Die Christlichdemokraten büssten in St. Gallen (-5,0%) am meisten Wählerstimmen ein. In den Kantonen Zürich, Bern, Aargau, Thurgau, Genf und Jura vermochten sie moderate Gewinne zu erzielen. Die CVP verlor einen ihrer drei Freiburger Sitze an die SP. Dagegen konnte sie im Aargau einen Sitz zulegen. Im Kanton Genf, wo sie bislang mit einem Mandat vertreten war, machte die CVP einen zusätzlichen Sitz. Sie baute ihr Kontingent für die grosse Kammer auf 35 Mandate aus (+1) [37].
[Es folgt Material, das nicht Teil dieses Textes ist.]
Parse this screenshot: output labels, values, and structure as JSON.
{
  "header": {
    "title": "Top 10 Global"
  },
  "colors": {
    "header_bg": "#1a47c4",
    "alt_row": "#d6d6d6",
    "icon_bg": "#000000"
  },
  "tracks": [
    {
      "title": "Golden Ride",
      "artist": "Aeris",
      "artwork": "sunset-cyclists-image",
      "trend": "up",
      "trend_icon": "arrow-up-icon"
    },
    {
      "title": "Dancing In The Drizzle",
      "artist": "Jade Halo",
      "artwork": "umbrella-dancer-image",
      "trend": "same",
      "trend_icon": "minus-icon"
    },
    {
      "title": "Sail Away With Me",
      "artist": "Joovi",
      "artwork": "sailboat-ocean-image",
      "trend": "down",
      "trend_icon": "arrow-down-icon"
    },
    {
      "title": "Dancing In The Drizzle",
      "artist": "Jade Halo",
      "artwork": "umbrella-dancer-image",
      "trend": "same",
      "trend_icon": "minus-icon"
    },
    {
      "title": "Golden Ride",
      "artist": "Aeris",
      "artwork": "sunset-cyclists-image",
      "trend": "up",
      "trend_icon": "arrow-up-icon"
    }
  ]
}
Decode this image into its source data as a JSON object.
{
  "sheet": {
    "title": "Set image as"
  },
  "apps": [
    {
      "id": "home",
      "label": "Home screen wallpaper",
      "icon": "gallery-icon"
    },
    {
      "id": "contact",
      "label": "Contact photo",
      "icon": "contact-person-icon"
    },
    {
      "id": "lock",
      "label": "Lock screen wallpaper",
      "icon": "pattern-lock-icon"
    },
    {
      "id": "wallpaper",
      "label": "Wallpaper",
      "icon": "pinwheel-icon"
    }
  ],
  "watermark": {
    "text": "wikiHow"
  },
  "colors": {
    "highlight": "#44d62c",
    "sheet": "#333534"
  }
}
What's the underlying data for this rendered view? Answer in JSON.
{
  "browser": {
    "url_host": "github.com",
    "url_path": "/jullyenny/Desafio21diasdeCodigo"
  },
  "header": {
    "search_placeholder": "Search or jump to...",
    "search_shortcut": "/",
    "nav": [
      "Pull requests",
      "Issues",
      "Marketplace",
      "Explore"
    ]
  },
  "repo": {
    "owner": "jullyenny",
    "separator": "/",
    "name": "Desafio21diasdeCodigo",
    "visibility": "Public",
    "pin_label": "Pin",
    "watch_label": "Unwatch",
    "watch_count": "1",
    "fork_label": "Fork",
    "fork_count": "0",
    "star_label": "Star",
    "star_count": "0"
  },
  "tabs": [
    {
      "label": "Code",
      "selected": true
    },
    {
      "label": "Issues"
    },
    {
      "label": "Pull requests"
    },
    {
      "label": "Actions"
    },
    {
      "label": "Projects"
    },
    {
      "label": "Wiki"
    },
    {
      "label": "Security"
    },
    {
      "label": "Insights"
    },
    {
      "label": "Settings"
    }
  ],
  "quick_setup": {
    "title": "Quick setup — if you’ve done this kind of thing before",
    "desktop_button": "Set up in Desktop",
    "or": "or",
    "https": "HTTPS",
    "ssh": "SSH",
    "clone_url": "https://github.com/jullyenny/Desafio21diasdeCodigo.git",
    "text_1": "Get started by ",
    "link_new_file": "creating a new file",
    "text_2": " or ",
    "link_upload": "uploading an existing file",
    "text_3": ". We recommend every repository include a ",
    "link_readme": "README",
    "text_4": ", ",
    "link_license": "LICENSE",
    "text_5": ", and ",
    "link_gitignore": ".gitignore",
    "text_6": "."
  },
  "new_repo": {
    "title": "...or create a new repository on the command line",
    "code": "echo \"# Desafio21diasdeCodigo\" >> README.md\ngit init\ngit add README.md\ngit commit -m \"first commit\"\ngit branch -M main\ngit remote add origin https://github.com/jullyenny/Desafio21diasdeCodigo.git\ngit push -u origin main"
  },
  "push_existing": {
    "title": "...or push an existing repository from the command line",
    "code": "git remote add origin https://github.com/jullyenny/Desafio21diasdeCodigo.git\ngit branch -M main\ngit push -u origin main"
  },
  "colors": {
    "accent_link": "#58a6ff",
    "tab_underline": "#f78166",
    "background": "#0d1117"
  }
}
Zu den grossen Verlierern der diesjährigen Wahlen zählten die rechten Oppositionsparteien FP und SD. Die EDU und die Lega konnten sich halten. Insgesamt verloren sie im Vergleich zu 1991, als sie mit 10,8% ihre grösste Parteienstärke erlangt hatten, ganze 6%. Umfragen zeigten, dass die verloren gegangenen Stimmen sich hauptsächlich bei der SVP wiederfanden. Die FP (1999: 0,9%), ehemals stärkste unter den kleinen Rechtsaussenparteien, brach bei den Wahlen regelrecht ein und verlor alle ihre bisherigen sieben Nationalratssitze sowie rund drei Viertel des Wähleranteils von 1995. Die SD verloren im Vergleich zu den letzten Wahlen 1,3% und erreichten 1,8%. Damit sind sie trotz des schlechten Wahlergebnisses neu die stärkste unter den kleinen Rechtsaussenparteien. Da sie ihre Sitze in Zürich und Baselland verloren haben, muss Parteisekretär Hess (BE) die Partei in der neuen Legislatur alleine im Parlament vertreten. EDU und Lega gingen beinahe unverändert aus dem Rennen. Die EDU konnte sich seit ihrer Gründung 1975 von Wahl zu Wahl geringfügig steigern und 1999 ihr Niveau auf 1,3% Parteienstärke bestätigen. Der Berner Sitz blieb der Partei erhalten. Im Tessin erlangte die Lega immerhin rund einen Fünftel aller Wählerstimmen. Mit Parteipräsident Bignasca konnte sie den vor vier Jahren verlorenen zweiten Sitz wieder zurückholen.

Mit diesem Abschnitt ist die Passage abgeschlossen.